Other analysts aren’t so sure. Concerns over peak oil – the idea that demand will rapidly outstrip supply in the near future – may seem to have been exaggerated, they contend, especially as new, unconventional sources come onto the market.
“Instead of staying in Venezuela, Exxon invested in shale gas in the US and the Canadian oil sands,” Jaffe said. “People are now making a fortune drilling in the US. There will be one million barrels a day coming from North Dakota, Ohio is going to have oil. If we [the world] really were running out of oil, people might have to kiss the ring in Venezuela. That is not the reality we are facing.”

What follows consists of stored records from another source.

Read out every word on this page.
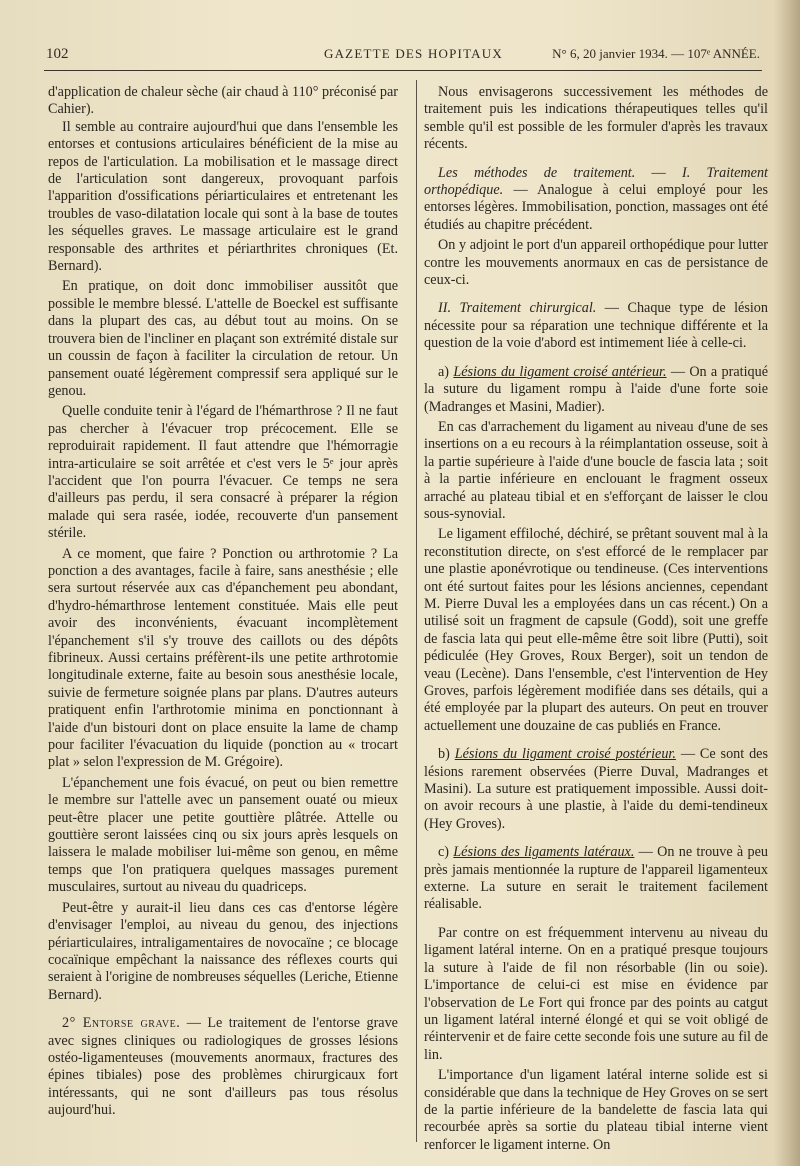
102	GAZETTE DES HOPITAUX	N° 6, 20 janvier 1934. — 107ᵉ ANNÉE.

d'application de chaleur sèche (air chaud à 110° préconisé par Cahier).

Il semble au contraire aujourd'hui que dans l'ensemble les entorses et contusions articulaires bénéficient de la mise au repos de l'articulation. La mobilisation et le massage direct de l'articulation sont dangereux, provoquant parfois l'apparition d'ossifications périarticulaires et entretenant les troubles de vaso-dilatation locale qui sont à la base de toutes les séquelles graves. Le massage articulaire est le grand responsable des arthrites et périarthrites chroniques (Et. Bernard).

En pratique, on doit donc immobiliser aussitôt que possible le membre blessé. L'attelle de Boeckel est suffisante dans la plupart des cas, au début tout au moins. On se trouvera bien de l'incliner en plaçant son extrémité distale sur un coussin de façon à faciliter la circulation de retour. Un pansement ouaté légèrement compressif sera appliqué sur le genou.

Quelle conduite tenir à l'égard de l'hémarthrose ? Il ne faut pas chercher à l'évacuer trop précocement. Elle se reproduirait rapidement. Il faut attendre que l'hémorragie intra-articulaire se soit arrêtée et c'est vers le 5ᵉ jour après l'accident que l'on pourra l'évacuer. Ce temps ne sera d'ailleurs pas perdu, il sera consacré à préparer la région malade qui sera rasée, iodée, recouverte d'un pansement stérile.

A ce moment, que faire ? Ponction ou arthrotomie ? La ponction a des avantages, facile à faire, sans anesthésie ; elle sera surtout réservée aux cas d'épanchement peu abondant, d'hydro-hémarthrose lentement constituée. Mais elle peut avoir des inconvénients, évacuant incomplètement l'épanchement s'il s'y trouve des caillots ou des dépôts fibrineux. Aussi certains préfèrent-ils une petite arthrotomie longitudinale externe, faite au besoin sous anesthésie locale, suivie de fermeture soignée plans par plans. D'autres auteurs pratiquent enfin l'arthrotomie minima en ponctionnant à l'aide d'un bistouri dont on place ensuite la lame de champ pour faciliter l'évacuation du liquide (ponction au « trocart plat » selon l'expression de M. Grégoire).

L'épanchement une fois évacué, on peut ou bien remettre le membre sur l'attelle avec un pansement ouaté ou mieux peut-être placer une petite gouttière plâtrée. Attelle ou gouttière seront laissées cinq ou six jours après lesquels on laissera le malade mobiliser lui-même son genou, en même temps que l'on pratiquera quelques massages purement musculaires, surtout au niveau du quadriceps.

Peut-être y aurait-il lieu dans ces cas d'entorse légère d'envisager l'emploi, au niveau du genou, des injections périarticulaires, intraligamentaires de novocaïne ; ce blocage cocaïnique empêchant la naissance des réflexes courts qui seraient à l'origine de nombreuses séquelles (Leriche, Etienne Bernard).

2° Entorse grave. — Le traitement de l'entorse grave avec signes cliniques ou radiologiques de grosses lésions ostéo-ligamenteuses (mouvements anormaux, fractures des épines tibiales) pose des problèmes chirurgicaux fort intéressants, qui ne sont d'ailleurs pas tous résolus aujourd'hui.

Nous envisagerons successivement les méthodes de traitement puis les indications thérapeutiques telles qu'il semble qu'il est possible de les formuler d'après les travaux récents.

Les méthodes de traitement. — I. Traitement orthopédique. — Analogue à celui employé pour les entorses légères. Immobilisation, ponction, massages ont été étudiés au chapitre précédent.

On y adjoint le port d'un appareil orthopédique pour lutter contre les mouvements anormaux en cas de persistance de ceux-ci.

II. Traitement chirurgical. — Chaque type de lésion nécessite pour sa réparation une technique différente et la question de la voie d'abord est intimement liée à celle-ci.

a) Lésions du ligament croisé antérieur. — On a pratiqué la suture du ligament rompu à l'aide d'une forte soie (Madranges et Masini, Madier).

En cas d'arrachement du ligament au niveau d'une de ses insertions on a eu recours à la réimplantation osseuse, soit à la partie supérieure à l'aide d'une boucle de fascia lata ; soit à la partie inférieure en enclouant le fragment osseux arraché au plateau tibial et en s'efforçant de laisser le clou sous-synovial.

Le ligament effiloché, déchiré, se prêtant souvent mal à la reconstitution directe, on s'est efforcé de le remplacer par une plastie aponévrotique ou tendineuse. (Ces interventions ont été surtout faites pour les lésions anciennes, cependant M. Pierre Duval les a employées dans un cas récent.) On a utilisé soit un fragment de capsule (Godd), soit une greffe de fascia lata qui peut elle-même être soit libre (Putti), soit pédiculée (Hey Groves, Roux Berger), soit un tendon de veau (Lecène). Dans l'ensemble, c'est l'intervention de Hey Groves, parfois légèrement modifiée dans ses détails, qui a été employée par la plupart des auteurs. On peut en trouver actuellement une douzaine de cas publiés en France.

b) Lésions du ligament croisé postérieur. — Ce sont des lésions rarement observées (Pierre Duval, Madranges et Masini). La suture est pratiquement impossible. Aussi doit-on avoir recours à une plastie, à l'aide du demi-tendineux (Hey Groves).

c) Lésions des ligaments latéraux. — On ne trouve à peu près jamais mentionnée la rupture de l'appareil ligamenteux externe. La suture en serait le traitement facilement réalisable.

Par contre on est fréquemment intervenu au niveau du ligament latéral interne. On en a pratiqué presque toujours la suture à l'aide de fil non résorbable (lin ou soie). L'importance de celui-ci est mise en évidence par l'observation de Le Fort qui fronce par des points au catgut un ligament latéral interné élongé et qui se voit obligé de réintervenir et de faire cette seconde fois une suture au fil de lin.

L'importance d'un ligament latéral interne solide est si considérable que dans la technique de Hey Groves on se sert de la partie inférieure de la bandelette de fascia lata qui recourbée après sa sortie du plateau tibial interne vient renforcer le ligament interne. On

But with prices rising from around $12 a barrel in 1998 to $100 today, markets view oil scarcity as a growing reality, which helps Venezuelan exporters demand more from companies, even with new supplies coming online.
“Oil is sort of like cocaine,” Levine said. “Supply creates demand.” If the professor is correct, then international consumers are going to be demanding crude from massive Orinoco reserves for generations to come. In this context, driving a hard bargain doesn’t sound like such a bad idea.